Alnylam Pharmaceuticals has reported new positive results from the Phase l/ll clinical trial evaluating lumasiran for the treatment of primary hyperoxaluria type 1 (PH1).

The results revealed that lumasiran showed a mean maximal reduction in urinary oxalate of 75% relative to baseline across cohort of patients who received a 1mg/kg monthly or 3mg/kg monthly or quarterly dose of lumasiran.

The mean reduction relative to baseline was reported to be 66% when measured 28 days after the last dose.

In addition, the results found that 83% of the patients receiving 3mg/kg monthly or quarterly doses of lumasiran attained urinary oxalate levels within the normal range.

All patients treated with lumasiran experienced a mean maximal decrease of 76% in the ratio of urinary oxalate to creatinine.

The safety data from the trial are based on a median study period of seven months since the administration of the first dose.

Only one patient treated with placebo and five patients receiving lumasiran experienced serious adverse events (SAEs), none of them were related to lumasiran.

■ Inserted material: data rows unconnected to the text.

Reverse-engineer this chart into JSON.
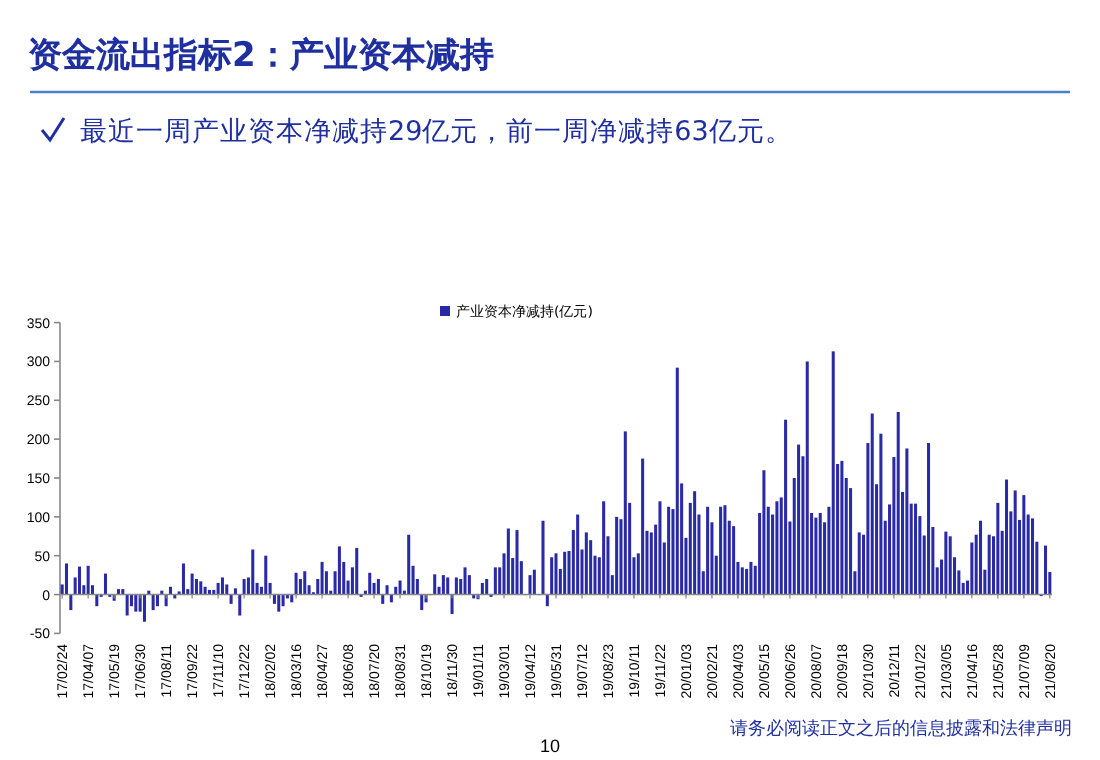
{
  "chart_data": {
    "type": "bar",
    "title": "资金流出指标2：产业资本减持",
    "subtitle": "最近一周产业资本净减持29亿元，前一周净减持63亿元。",
    "categories": [
      "17/02/24",
      null,
      null,
      null,
      null,
      null,
      "17/04/07",
      null,
      null,
      null,
      null,
      null,
      "17/05/19",
      null,
      null,
      null,
      null,
      null,
      "17/06/30",
      null,
      null,
      null,
      null,
      null,
      "17/08/11",
      null,
      null,
      null,
      null,
      null,
      "17/09/22",
      null,
      null,
      null,
      null,
      null,
      "17/11/10",
      null,
      null,
      null,
      null,
      null,
      "17/12/22",
      null,
      null,
      null,
      null,
      null,
      "18/02/02",
      null,
      null,
      null,
      null,
      null,
      "18/03/16",
      null,
      null,
      null,
      null,
      null,
      "18/04/27",
      null,
      null,
      null,
      null,
      null,
      "18/06/08",
      null,
      null,
      null,
      null,
      null,
      "18/07/20",
      null,
      null,
      null,
      null,
      null,
      "18/08/31",
      null,
      null,
      null,
      null,
      null,
      "18/10/19",
      null,
      null,
      null,
      null,
      null,
      "18/11/30",
      null,
      null,
      null,
      null,
      null,
      "19/01/11",
      null,
      null,
      null,
      null,
      null,
      "19/03/01",
      null,
      null,
      null,
      null,
      null,
      "19/04/12",
      null,
      null,
      null,
      null,
      null,
      "19/05/31",
      null,
      null,
      null,
      null,
      null,
      "19/07/12",
      null,
      null,
      null,
      null,
      null,
      "19/08/23",
      null,
      null,
      null,
      null,
      null,
      "19/10/11",
      null,
      null,
      null,
      null,
      null,
      "19/11/22",
      null,
      null,
      null,
      null,
      null,
      "20/01/03",
      null,
      null,
      null,
      null,
      null,
      "20/02/21",
      null,
      null,
      null,
      null,
      null,
      "20/04/03",
      null,
      null,
      null,
      null,
      null,
      "20/05/15",
      null,
      null,
      null,
      null,
      null,
      "20/06/26",
      null,
      null,
      null,
      null,
      null,
      "20/08/07",
      null,
      null,
      null,
      null,
      null,
      "20/09/18",
      null,
      null,
      null,
      null,
      null,
      "20/10/30",
      null,
      null,
      null,
      null,
      null,
      "20/12/11",
      null,
      null,
      null,
      null,
      null,
      "21/01/22",
      null,
      null,
      null,
      null,
      null,
      "21/03/05",
      null,
      null,
      null,
      null,
      null,
      "21/04/16",
      null,
      null,
      null,
      null,
      null,
      "21/05/28",
      null,
      null,
      null,
      null,
      null,
      "21/07/09",
      null,
      null,
      null,
      null,
      null,
      "21/08/20"
    ],
    "series": [
      {
        "name": "产业资本净减持(亿元)",
        "color": "#2a2aa6",
        "values": [
          13,
          40,
          -20,
          22,
          36,
          12,
          37,
          12,
          -15,
          -3,
          27,
          -3,
          -8,
          7,
          7,
          -27,
          -15,
          -22,
          -22,
          -35,
          5,
          -20,
          -15,
          5,
          -15,
          10,
          -5,
          4,
          40,
          7,
          27,
          20,
          17,
          10,
          6,
          6,
          15,
          22,
          13,
          -12,
          8,
          -27,
          20,
          22,
          58,
          15,
          10,
          50,
          15,
          -12,
          -22,
          -15,
          -5,
          -10,
          28,
          20,
          30,
          12,
          3,
          20,
          42,
          30,
          5,
          30,
          62,
          42,
          18,
          35,
          60,
          -3,
          5,
          28,
          15,
          20,
          -12,
          12,
          -10,
          10,
          18,
          5,
          77,
          37,
          20,
          -20,
          -10,
          0,
          26,
          10,
          25,
          22,
          -25,
          22,
          20,
          35,
          25,
          -5,
          -6,
          15,
          20,
          -3,
          35,
          35,
          53,
          85,
          47,
          83,
          43,
          0,
          25,
          32,
          0,
          95,
          -15,
          48,
          53,
          33,
          55,
          56,
          83,
          103,
          58,
          80,
          70,
          50,
          48,
          120,
          75,
          25,
          100,
          97,
          210,
          118,
          48,
          53,
          175,
          82,
          80,
          90,
          120,
          67,
          113,
          110,
          292,
          143,
          73,
          118,
          133,
          103,
          30,
          113,
          93,
          50,
          113,
          115,
          95,
          88,
          42,
          35,
          33,
          42,
          37,
          105,
          160,
          113,
          103,
          120,
          125,
          225,
          94,
          150,
          193,
          178,
          300,
          105,
          99,
          105,
          93,
          113,
          313,
          168,
          172,
          150,
          137,
          30,
          80,
          77,
          195,
          233,
          142,
          207,
          95,
          116,
          177,
          235,
          132,
          188,
          117,
          117,
          101,
          76,
          195,
          87,
          35,
          45,
          81,
          75,
          48,
          31,
          15,
          18,
          67,
          77,
          95,
          32,
          77,
          75,
          118,
          82,
          148,
          107,
          134,
          96,
          128,
          103,
          98,
          68,
          -2,
          63,
          29
        ]
      }
    ],
    "ylim": [
      -50,
      350
    ],
    "yticks": [
      -50,
      0,
      50,
      100,
      150,
      200,
      250,
      300,
      350
    ],
    "legend": "top",
    "annotations": [
      "请务必阅读正文之后的信息披露和法律声明",
      "10"
    ]
  }
}
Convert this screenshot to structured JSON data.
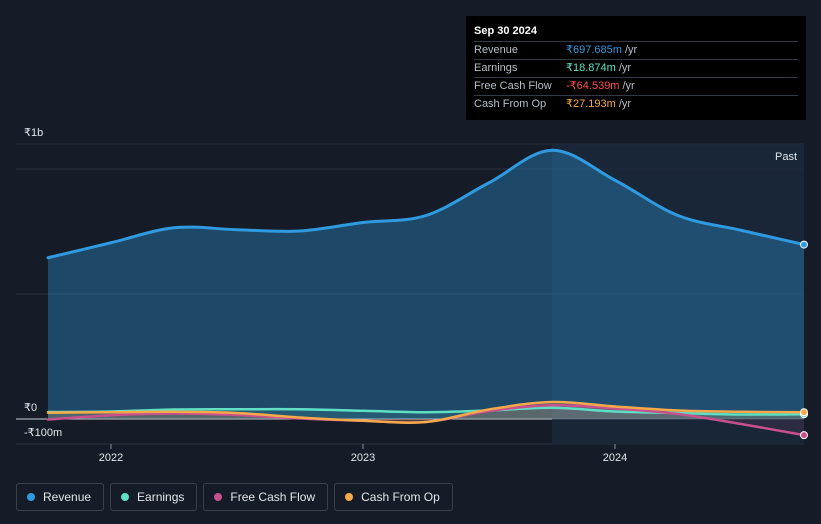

“Once the kidneys fail, the only viable therapeutic option is a dual liver/kidney transplant.”

Phase l/ll trial investigator Pierre Cochat said: “PH1 is an ultra-rare disease characterised by an inevitable and progressive decline in kidney function leading to systemic manifestations and ultimately multi-organ dysfunction.

“Once the kidneys fail, the only viable therapeutic option is a dual liver/kidney transplant.

“Given the profound unmet need in this disease setting, the Phase l/ll results presented for lumasiran are encouraging, particularly in light of the clinically meaningful effect of lumasiran on lowering urinary oxalate for every patient relative to their baseline and with all patients achieving near normal levels of oxalate.”

Furthermore, Alnylam started the Phase lll ILLUMINATE-A trial to evaluate lumasiran in children and adults with PH1.

The trial is expected to enrol around 30 patients and plans to report top-line results next year.

Its primary endpoint is reduction of urinary oxalate at six months.